I never have believed that my anxiety is going to do me major harm, but it does drag me down and spoil what should be a good and enjoyable life, as I have no other life problems.
As a result of keeping these things in mind, I started to give my mind a rest and after a few days I started to feel more calm. My sensitisation seemed to be calming down and things got quite good.
After about a week, I started to return to the old me. I was having days when I thought only occasionally about anxiety, and even then felt little reaction. How nice!

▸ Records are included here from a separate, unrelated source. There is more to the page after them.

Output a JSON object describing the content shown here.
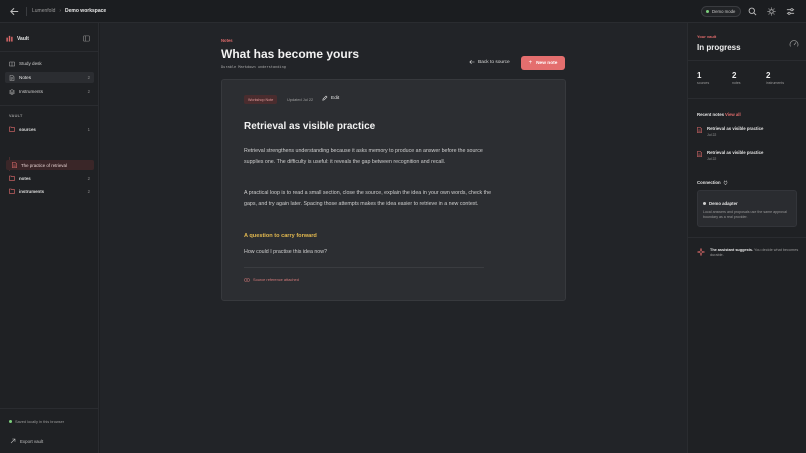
{
  "topbar": {
    "breadcrumb": [
      "Lumenfold",
      "Demo workspace"
    ],
    "demo_mode": "Demo mode",
    "icons": [
      "back-arrow-icon",
      "search-icon",
      "sun-icon",
      "sliders-icon"
    ]
  },
  "sidebar": {
    "brand": "Vault",
    "nav": [
      {
        "label": "Study desk",
        "count": ""
      },
      {
        "label": "Notes",
        "count": "2"
      },
      {
        "label": "Instruments",
        "count": "2"
      }
    ],
    "vault_label": "VAULT",
    "folders": [
      {
        "label": "sources",
        "count": "1"
      },
      {
        "label": "notes",
        "count": "2"
      },
      {
        "label": "instruments",
        "count": "2"
      }
    ],
    "open_file": "The practice of retrieval",
    "saved_status": "Saved locally in this browser",
    "export": "Export vault"
  },
  "main": {
    "eyebrow": "Notes",
    "title": "What has become yours",
    "subtitle": "Durable Markdown understanding",
    "back_link": "Back to source",
    "new_note": "New note",
    "card": {
      "badge": "Workshop Note",
      "updated": "Updated Jul 22",
      "edit": "Edit",
      "title": "Retrieval as visible practice",
      "para1": "Retrieval strengthens understanding because it asks memory to produce an answer before the source supplies one. The difficulty is useful: it reveals the gap between recognition and recall.",
      "para2": "A practical loop is to read a small section, close the source, explain the idea in your own words, check the gaps, and try again later. Spacing those attempts makes the idea easier to retrieve in a new context.",
      "question_heading": "A question to carry forward",
      "question_text": "How could I practise this idea now?",
      "source_ref": "Source reference attached"
    }
  },
  "right_panel": {
    "eyebrow": "Your vault",
    "title": "In progress",
    "stats": [
      {
        "num": "1",
        "label": "sources"
      },
      {
        "num": "2",
        "label": "notes"
      },
      {
        "num": "2",
        "label": "instruments"
      }
    ],
    "recent_heading": "Recent notes",
    "view_all": "View all",
    "recent": [
      {
        "title": "Retrieval as visible practice",
        "date": "Jul 22"
      },
      {
        "title": "Retrieval as visible practice",
        "date": "Jul 22"
      }
    ],
    "connection_heading": "Connection",
    "adapter_name": "Demo adapter",
    "adapter_desc": "Local answers and proposals use the same approval boundary as a real provider.",
    "assistant_bold": "The assistant suggests.",
    "assistant_rest": " You decide what becomes durable."
  },
  "colors": {
    "accent": "#e46e6e",
    "question": "#e3b94f",
    "status_ok": "#7dd07d"
  }
}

Then the thought arose, "what if it comes back" and I lose the progress I have made. This thought generated some anxiety and I felt myself slipping back. The feelings escalated over 24 hours to become almost panic. I find myself desperately trying to revert back to the good time. The sudden change back to high anxiety, nausea, sweating is such a contrast, it is shocking and distressing. The dread and doom with all the associated negative thoughts reduce me to despair.
Setbacks are well documented but I am so concerned that all the good work is being trashed.
The things I have learned must still be valid and I can see how I have thought my way into this setback.
But just how do you combat these distructive tendencies. I feel so doomed at this time that whenever I make progress they are dashed and I react so badly to the return of the lump in my stomach and the dread of another spell of despair.
So far I have resisted the urge to retreat and cry for relief. I have done so many times in the past and I am not sure it helps in the long run. I find myself unable to stop the constant trying to think correctly. I go round and round in my head repeating what I have read and trying to reassure myself, but these thoughts are constantly interrupted by fearful thoughts about failing to recover, which keep giving me spurts of adrenaline and resulting sensations of dread. This feeling of dread, and the sickly stomach is horrible.
This cycle of getting better, then doubting myself and sinking into setback is becoming regular, and almost habit.
Anyone else find this happening... What am I doing wrong?